Why then do so many entrepreneurs avoid debt and insist on grinding out the business on slow revenue growth and personal savings? For most that I consult, it typically has nothing to do with economics, but rather security and the ability to sleep at night knowing they owe nobody money.

That reason is fine, and indeed difficult to dispute, but when you study and understand the implications and benefits of leveraging debt for your business, you will see that it can actually create a level of security that can help relieve other stresses.

And if you need evidence of just how useful debt can be, look at Apple as an example. According to CNBC, as of the 2019 Q2 financial report, Apple had $224 billion in cash. That it not total assets -- buildings, inventory, etc -- but rather cash and cash equivalents, meaning that if the Apple CEO, Tim Cook, took his debit card to the ATM, he could theoretically withdraw that amount -- although there are not enough $20 bills in circulation to complete his transaction.

The same financial statement also reported that Apple carries over $93 billion dollars in debt. Given their cash holdings, why wouldn't Apple just pay off their debt? They would still have $131 billion dollars in cash.

The reason is simple. Apple has plenty of cash to grow the business, and they allocate their cash for just that purpose, but if a financial institution or their vendors are willing to extend credit for reasonable terms (10 percent for example), and Apple can invest that money to grow the business at a higher rate of return (20 percent for example), it costs them nothing.

Now, not all businesses have a few billion dollars on hand to qualify for reasonable loan terms, and indeed banks these days really won't lend money to companies until they no longer need it. If you are able to secure and leverage additional money to grow your business, however, and combine it with your personal resources, the result could be exponential to your business.

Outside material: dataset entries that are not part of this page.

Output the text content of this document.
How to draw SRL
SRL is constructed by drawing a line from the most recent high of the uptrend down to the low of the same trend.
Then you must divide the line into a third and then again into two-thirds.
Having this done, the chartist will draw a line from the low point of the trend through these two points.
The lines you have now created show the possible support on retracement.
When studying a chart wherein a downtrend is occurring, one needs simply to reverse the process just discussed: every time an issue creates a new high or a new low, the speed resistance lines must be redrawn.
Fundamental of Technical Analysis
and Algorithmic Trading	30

Moreover, there are many benefits to leveraging debt rather than what others see as the alternative: equity partners

  1. No lost equity. Debt typically does not have an equity component (unless you consider convertible debt), so you do not dilute your equity holdings or that of your partners.

  2. Interest is tax deductible. In addition to leveraging to grow your business, all the interest you pay is a deductible write-off on taxes.

  3. Faster and easier. Raising capital through an investment can be a very long and tedious process, and the result is very difficult to break. With debt, the process and the paperwork is simple, and your "partnership" ends when you pay off the loan.

Of course, there are drawbacks that need to be considered.

  1. Required payments. Debt requires you to make regular payments, most often monthly, and banks these days are far less forgiving and flexible when it comes to late payments.

  2. Covenants. Loans are often made with an expectation in mind. If you do not use the loan in the way that you had communicated to the bank, then they can require you to pay it back immediately.

  3. Personal guarantees. Without assets and collateral (and sometimes even with these), banks will require you to commit to a personal guarantee, which could end up haunting you long after the business.

  4. Forced bankruptcy. After the global financial collapse a decade ago, banks are much less forgiving to entrepreneurs who miss a few payments. Miss a few too many, and creditors can force liquidation proceedings to recover their money.

With all of this said, it is worth disclaiming that I am not a financial planner, so any financial decisions you make should be made with the close consultation of your own significant other, financial planner, accountant, attorney, and spiritual advisor -- in that order.

Many entrepreneurs enjoy the peaceful sleep they have when not worrying about debt service and the stresses of debt management, and I completely understand and empathize with this. For those entrepreneurs who can manage the stress, however, and have promising growth ahead of them, leveraging debt to maximize that potential is a great way to spark the growth you seek.